Vanya and Sonia and Masha and and Spike
By Christopher Durang
Directed by Jeff Mangum
Review by Brian Kennedy
Entire contents copyright © 2017 by Brian Kennedy. All rights reserved.
A show with a vast array of emotion, comedy, and plot points, the cast does well with Little Colonel Playhouse’s Vanya and Sonia and Masha and Spike.
The play features three siblings and one boy-toy. Two of the siblings, Vanya (Greg Collier) and Sonia (Erika Wardlow), open the show on chairs in the morning room of a house they share. Vanya and Sonia trade one-liners back in forth Neil Simon-style as they talk about and resent the lack of excitement or happiness in their lives. Collier and Wardlow show good energy, great timing, and, most importantly, great chemistry, through the early stages, setting the tone for the rest of the play.
Chemistry was also on point with as Masha (Candy Thomas), a famous actress who owns the home Vanya and Sonia share, returns home with her boyfriend, if you want to call him that, named Spike (Brandon Fouch).
As Masha greets Vanya and dismisses Sonia, Fouch gives Spike the dim-witted personality his character needs, talking about how he almost got into a spin-off and doing a “reverse striptease,” which was probably the most awkward and hilarious thing during the play. Seeing the shock and disgust on the other character’s faces added to the hilarity.

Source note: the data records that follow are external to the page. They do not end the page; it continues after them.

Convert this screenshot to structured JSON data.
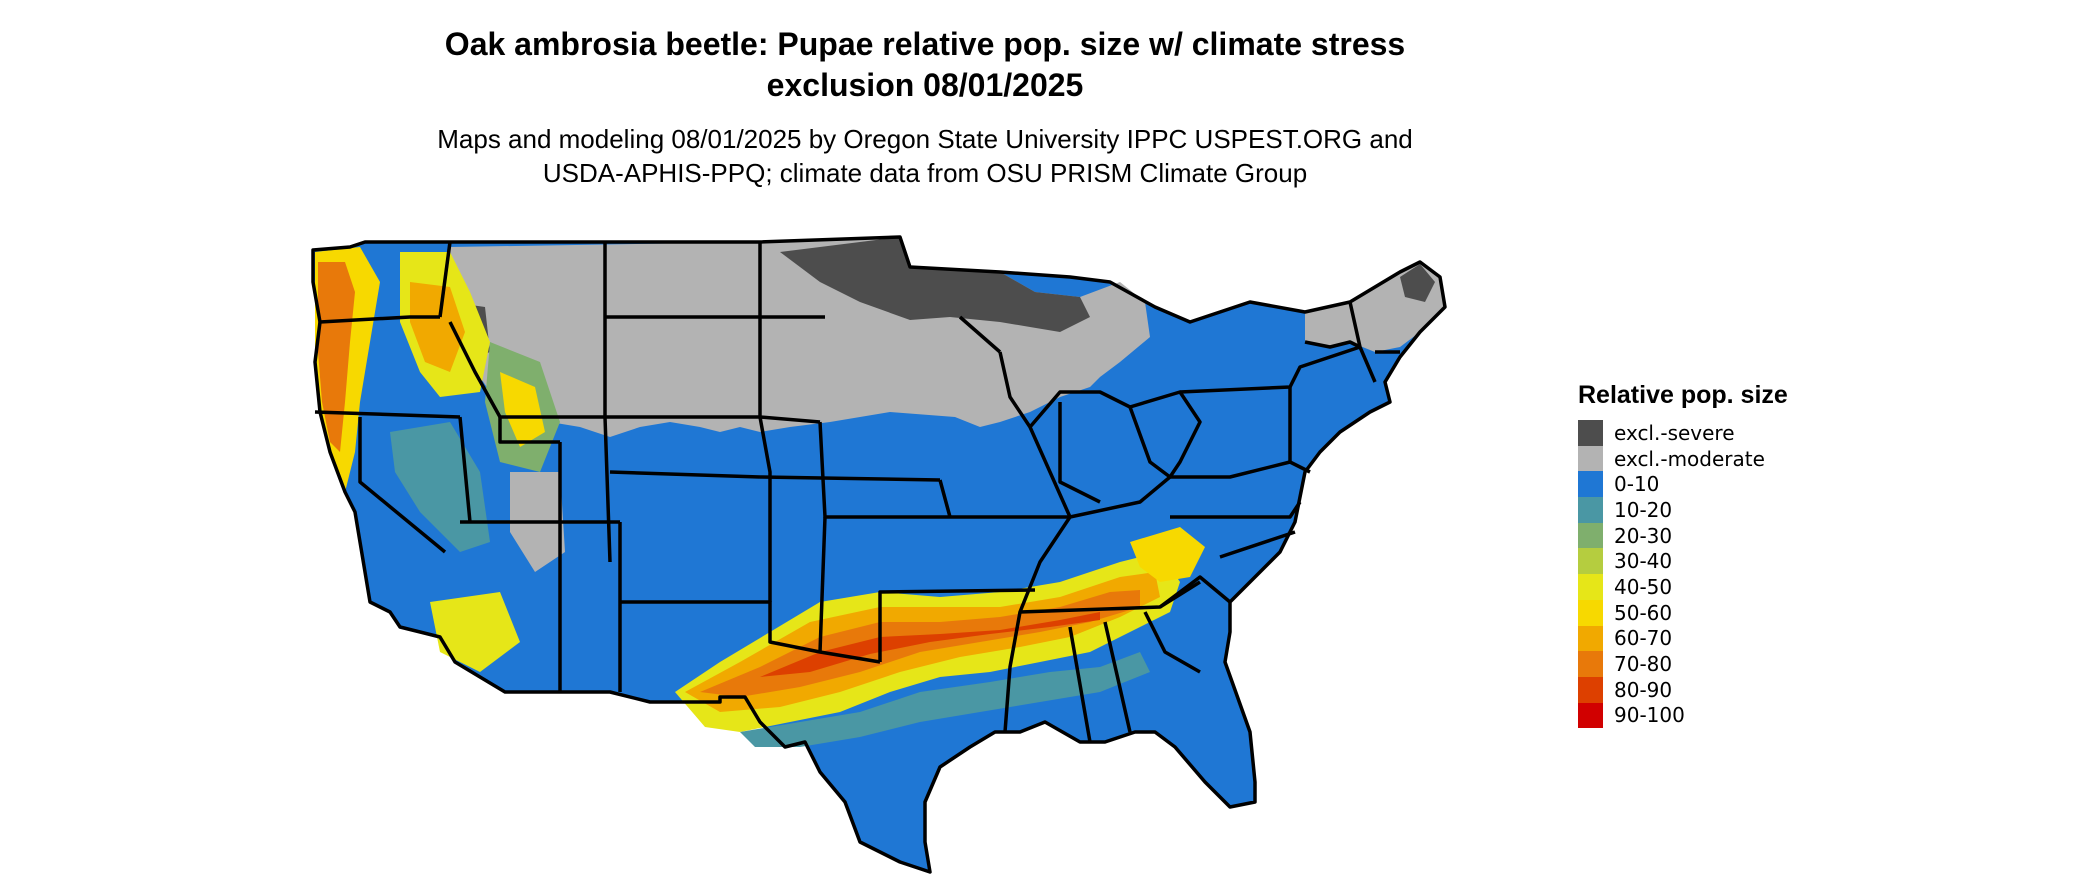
{
  "title_line1": "Oak ambrosia beetle: Pupae relative pop. size w/ climate stress",
  "title_line2": "exclusion 08/01/2025",
  "subtitle_line1": "Maps and modeling 08/01/2025 by Oregon State University IPPC USPEST.ORG and",
  "subtitle_line2": "USDA-APHIS-PPQ; climate data from OSU PRISM Climate Group",
  "legend": {
    "title": "Relative pop. size",
    "items": [
      {
        "label": "excl.-severe",
        "color": "#4d4d4d"
      },
      {
        "label": "excl.-moderate",
        "color": "#b3b3b3"
      },
      {
        "label": "0-10",
        "color": "#1f77d4"
      },
      {
        "label": "10-20",
        "color": "#4a97a4"
      },
      {
        "label": "20-30",
        "color": "#7faf6d"
      },
      {
        "label": "30-40",
        "color": "#b5cd3f"
      },
      {
        "label": "40-50",
        "color": "#e6e618"
      },
      {
        "label": "50-60",
        "color": "#f7d900"
      },
      {
        "label": "60-70",
        "color": "#f1a900"
      },
      {
        "label": "70-80",
        "color": "#e8790a"
      },
      {
        "label": "80-90",
        "color": "#dd4000"
      },
      {
        "label": "90-100",
        "color": "#d10000"
      }
    ]
  }
}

Thomas, meanwhile, gives Masha the right amount of holier-than-thou attitude that Masha would believably have as a famous movie actress. Thomas is also laugh-out-loud funny in her jealous reactions when Spike introduces everyone to the visiting neighbor Nina (Macreena Groody). Later, in a war of words with Sonia that boils over in the second act, Thomas shows depth with her character as her frustration and anger come out.

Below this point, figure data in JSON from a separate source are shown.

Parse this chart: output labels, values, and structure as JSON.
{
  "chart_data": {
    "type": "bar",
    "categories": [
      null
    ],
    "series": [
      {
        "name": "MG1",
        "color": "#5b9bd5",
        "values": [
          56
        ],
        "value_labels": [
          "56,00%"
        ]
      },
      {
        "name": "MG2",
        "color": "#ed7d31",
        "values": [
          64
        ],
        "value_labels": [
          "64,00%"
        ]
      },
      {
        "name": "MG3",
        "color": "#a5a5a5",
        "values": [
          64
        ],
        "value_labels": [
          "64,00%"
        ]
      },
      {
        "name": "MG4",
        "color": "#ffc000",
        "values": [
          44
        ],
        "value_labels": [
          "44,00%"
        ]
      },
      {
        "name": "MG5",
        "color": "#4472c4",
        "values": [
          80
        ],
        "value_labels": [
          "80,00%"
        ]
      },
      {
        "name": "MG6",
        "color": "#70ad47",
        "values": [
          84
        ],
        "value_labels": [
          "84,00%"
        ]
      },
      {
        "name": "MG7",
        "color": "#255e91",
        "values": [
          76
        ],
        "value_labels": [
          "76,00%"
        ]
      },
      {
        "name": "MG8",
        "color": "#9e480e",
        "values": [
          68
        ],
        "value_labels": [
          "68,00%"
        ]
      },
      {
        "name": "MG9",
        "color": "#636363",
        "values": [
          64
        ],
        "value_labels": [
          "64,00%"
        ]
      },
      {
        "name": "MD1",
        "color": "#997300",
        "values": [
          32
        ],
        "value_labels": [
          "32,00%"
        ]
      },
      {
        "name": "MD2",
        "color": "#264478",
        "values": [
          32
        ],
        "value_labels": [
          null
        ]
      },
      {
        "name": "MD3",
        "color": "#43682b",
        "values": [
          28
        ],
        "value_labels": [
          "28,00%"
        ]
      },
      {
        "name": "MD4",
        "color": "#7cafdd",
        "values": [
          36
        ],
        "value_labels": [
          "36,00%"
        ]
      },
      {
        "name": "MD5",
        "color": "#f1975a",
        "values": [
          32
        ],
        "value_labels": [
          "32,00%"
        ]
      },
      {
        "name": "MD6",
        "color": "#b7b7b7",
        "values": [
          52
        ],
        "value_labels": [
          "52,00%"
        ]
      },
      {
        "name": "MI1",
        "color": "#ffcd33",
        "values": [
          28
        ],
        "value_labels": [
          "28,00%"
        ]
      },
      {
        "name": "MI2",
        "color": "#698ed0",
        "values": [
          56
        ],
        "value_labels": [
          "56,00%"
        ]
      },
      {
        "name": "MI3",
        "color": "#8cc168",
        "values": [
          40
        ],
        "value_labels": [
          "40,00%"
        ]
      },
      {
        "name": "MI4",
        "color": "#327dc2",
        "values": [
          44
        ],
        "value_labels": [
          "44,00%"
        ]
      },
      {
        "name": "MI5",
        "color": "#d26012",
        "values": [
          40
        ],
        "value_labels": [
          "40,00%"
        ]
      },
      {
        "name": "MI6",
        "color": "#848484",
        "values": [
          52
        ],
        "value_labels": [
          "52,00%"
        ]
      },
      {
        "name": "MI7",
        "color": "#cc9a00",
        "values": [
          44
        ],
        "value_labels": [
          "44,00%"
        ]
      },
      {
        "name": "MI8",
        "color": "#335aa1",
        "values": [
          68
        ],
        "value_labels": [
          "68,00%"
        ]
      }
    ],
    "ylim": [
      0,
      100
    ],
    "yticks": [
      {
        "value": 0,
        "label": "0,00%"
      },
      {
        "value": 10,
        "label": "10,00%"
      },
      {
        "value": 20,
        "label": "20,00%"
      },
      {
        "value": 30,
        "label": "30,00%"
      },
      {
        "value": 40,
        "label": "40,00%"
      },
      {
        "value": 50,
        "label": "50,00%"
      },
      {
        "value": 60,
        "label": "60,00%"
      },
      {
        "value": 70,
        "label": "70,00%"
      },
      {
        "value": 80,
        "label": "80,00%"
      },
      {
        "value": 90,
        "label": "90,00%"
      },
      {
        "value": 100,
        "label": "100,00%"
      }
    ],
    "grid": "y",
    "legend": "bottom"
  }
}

Other characters made their way into the fold and made a good impact. Groody, as Nina, is delightful and had a great, almost friendship-like chemistry with Vanya as they go over a script. Also, Christine O’Hara, as Cassandra, the maid with a knack for predicting the future, awesomely walks the fine line of being over-the-top with her predictions but still believable.
The play was well-performed by everyone. Wardlow, in particular, effortlessly gives Sonia, who is not blood-related and also has bad luck with men, an extra amount of appropriate venom to showcase the character’s frustration. Wardlow also showed the most range of anyone throughout the play, from frustration and sadness to her situation to a hard-fought moment of happiness later, Wardlow makes the audience feel what she is going through at every moment.
Every moment had plenty of uptempo energy from the cast, even during the overlong second act. The play took too much time coming to a resolution on its many plot points. For instance, Vanya’s long monologue, made when he goes on a tirade against Spike and his generation in general, was well-played but could have probably been cut in half. This is not a cast or director issue; this was a playwriting fault.
Nonetheless, Vanya and Sonia and Masha and Spike showcases a cohesive unit that utilizes the right touch of emotion, whether it’s to showcase the hilarity or the frustration of a situation.
Vanya and Sonia and Masha and Spike
November 3, 4, 9, 10, & 11 at 7:30pm
November 5 & 12 at 2:00pm
Little Colonel Playhouse
302 Mount Mercy Drive
Pewee Valley, Kentucky 400
Brian Kennedy is a nearly life-long Louisville resident who has performed in plays since 2004. He also wrote extensively about the Louisville theatre scene for Louisville.com and Examiner.com from 2009-2015. Currently, he maintains the theatre blog LouBriantheater. When not involved in the theatre scene, he is an avid runner, participating in 5Ks throughout the state and in southern Indiana.